Still, he continued to evade direct questions about whether he had an intimate relationship with Levy.
"I think we're all entitled to some level of privacy ... It seems like in this country we've lost a sense of decency. I didn't commit any crime; I don't think I've done anything wrong," he told the prosecutor.
Salvadoran immigrant Ingmar Guandique is on trial for Levy's murder and an attempted assault on her in 2001. Prosecutors say Guandique had a history of assaulting female joggers in Rock Creek Park, where Levy's remains were found.
Throughout his testimony, Condit, a Democrat who represented parts of central California, referred to police investigators he believed were hounding him unfairly. He constantly referred to the media attention as a "circus" and said investigators were "out of line" when they demanded to interview his wife.
Condit also became emotional when he described how the Sept. 11, 2001, terrorist attacks wiped his name from the headlines. He said there were 100 reporters staking out his apartment that morning. After the planes hit, they were all gone, he said.
At the end of his direct testimony, prosecutor Amanda Haines asked Condit directly: Did you murder Chandra Levy? He responded "No." He also responded "no, ma'am" to the question of whether he had anything to do with her disappearance.
Haines never asked Condit if he and Levy had an affair, but she did ask why he never acknowledged an affair. His voice broke slightly, and he said it was "purely based on principle."
On cross-examination, though, public defender Maria Hawilo put the question to Condit directly: Did you ever have an intimate relationship with Levy?
"I have already stated I'm not going to respond to those questions," Condit said.
Hawilo persisted until Superior Court Judge Gerald Fisher told her to move on.
It is Levy's relationship with Condit that vaulted her disappearance into a national sensation nine years ago. Police no longer believe he had anything to do with Levy's death.
Condit testified Monday that he fully cooperated with the investigation, despite his concerns that detectives were "incompetent" and out to get him.
The only question he refused to answer, he said, was when a detective asked in an initial interview if he'd had a sexual relationship with Levy.

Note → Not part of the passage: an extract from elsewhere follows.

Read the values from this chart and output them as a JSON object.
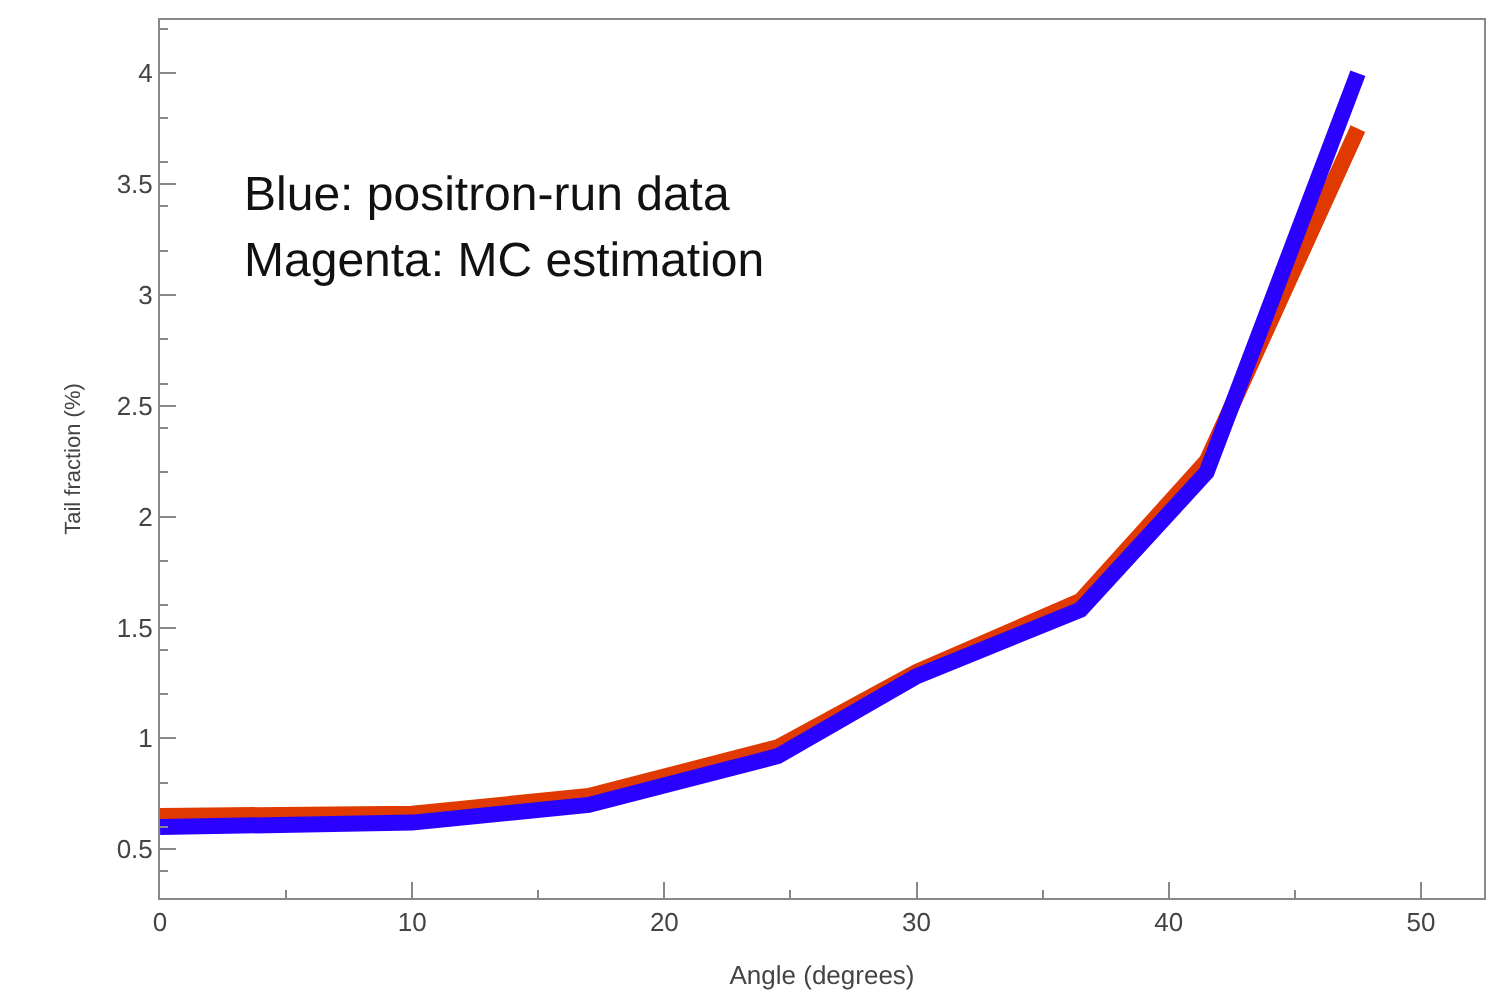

Condit said he responded: "If you can tell me why that's relevant, I can answer the question." He said the detective never answered and the interview ended.
Until that interview -- about a week after Levy went missing -- Condit said he never realized he was considered a suspect. He had called D.C. police at the urging of Levy's father to make sure they were taking Levy's disappearance seriously, and he assumed that initial interview with police was to provide him with an update on the investigation's status.
Condit testified that he last saw Levy a week before she disappeared and they discussed whether he could help her make some contacts with the FBI and other law enforcement agencies where she hoped to work. Condit told her he would help.
"We never had a fight. We never had any cross words," he said. Condit, whose hair has gone completely gray, was dressed in a blue oxford shirt and a sport coat. He described himself as retired.
Taking careful notes on his testimony was Chandra's mother Susan Levy, who has been in the courtroom throughout the trial and was fiercely critical of Condit throughout the investigation.
Prosecutors acknowledged in their opening statement that police failed in the Levy investigation by focusing on Condit to the exclusion of others, allowing Guandique to "hide in plain sight" as investigators failed to link Levy's disappearance with the attacks on the other joggers in Rock Creek Park, even though Levy had looked up information on Rock Creek Park on her laptop right before she disappeared.
Defense attorneys have said the investigation was bungled so badly that it has been impossibly compromised and Guandique has been made a scapegoat.